A criterion of greater than or equal to 10 included patients was set to exclude patient-reported outcome measures that had only been used in case reports or small patient groups; in addition, only instruments with three or more items were included. Instruments with only one or two items were considered too small to qualify for this review. However, many studies report on one or two questions to evaluate patient outcomes; therefore, our criteria may theoretically have eliminated items of interest.
The lack of valid patient-reported outcome measures, sensitive enough to evaluate gender confirmation surgery, has motivated our research team to develop new instruments focusing on patients’ postoperative psychological and physical outcomes. This systematic review is the first step of our research plan to define, validate, and adopt new patient-reported outcome measures for daily clinical practice.
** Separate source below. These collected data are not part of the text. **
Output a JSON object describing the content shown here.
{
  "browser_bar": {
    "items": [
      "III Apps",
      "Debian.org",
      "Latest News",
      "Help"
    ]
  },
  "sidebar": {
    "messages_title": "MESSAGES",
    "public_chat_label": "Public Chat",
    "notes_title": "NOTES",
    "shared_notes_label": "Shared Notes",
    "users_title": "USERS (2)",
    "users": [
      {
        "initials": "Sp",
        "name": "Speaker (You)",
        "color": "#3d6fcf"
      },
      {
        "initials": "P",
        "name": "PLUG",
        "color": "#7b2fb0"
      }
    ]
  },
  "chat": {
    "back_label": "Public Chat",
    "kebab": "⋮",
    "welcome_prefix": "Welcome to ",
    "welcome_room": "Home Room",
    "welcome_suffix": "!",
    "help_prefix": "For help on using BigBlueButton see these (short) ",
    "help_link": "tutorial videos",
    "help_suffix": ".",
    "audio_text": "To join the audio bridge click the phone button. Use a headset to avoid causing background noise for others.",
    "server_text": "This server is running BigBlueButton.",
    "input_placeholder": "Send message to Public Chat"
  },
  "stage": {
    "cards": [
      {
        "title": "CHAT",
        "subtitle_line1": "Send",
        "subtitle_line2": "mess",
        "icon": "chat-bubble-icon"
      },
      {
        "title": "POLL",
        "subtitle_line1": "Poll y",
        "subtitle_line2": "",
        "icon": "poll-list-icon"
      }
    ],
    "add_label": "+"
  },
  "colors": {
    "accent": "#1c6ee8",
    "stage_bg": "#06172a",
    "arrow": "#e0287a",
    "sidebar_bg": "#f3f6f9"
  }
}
Patient-reported outcome measures are instruments that measure patients’ symptoms and feelings without external bias, and are advantageous for assessing subjective health issues, such as gender dysphoria, from a patient’s perspective. This systematic review highlights the absence of patient-reported outcome measures that are valid for the transgender population and sensitive enough to evaluate gender confirmation surgery without the influence of other gender confirming interventions, such as hormonal therapy and psychotherapy. In current clinical practice and research studies, the use of patient-reported outcome measures includes instruments that are reliable in a transgender population but with low responsiveness to surgical intervention, or instruments that are specific for factors affected by surgery, but without proven validity in transgender patients. The latter group (i.e., ad hoc instruments and instruments that are valid in other populations) are used to assess functional outcome after gender confirmation surgery. Both may include relevant items but have not undergone formal psychometric testing in a transgender population and, as a consequence, are without confirmed validity and reliability for this specific purpose. Basing research on instruments without confirmed validity inevitably decreases the validity of the study itself; in fact, all previous research evaluating patient-reported outcomes after gender confirmation surgery can be considered to have a low level of evidence. In addition, the high number of unreliable instruments used in the current literature not only causes uncertain results but also prohibits dependable comparison between different studies. To obtain valid patient-reported outcome measures, specific for evaluating the results of gender confirmation surgery, development of new instruments or adaptation and psychometric testing of existing instruments is needed.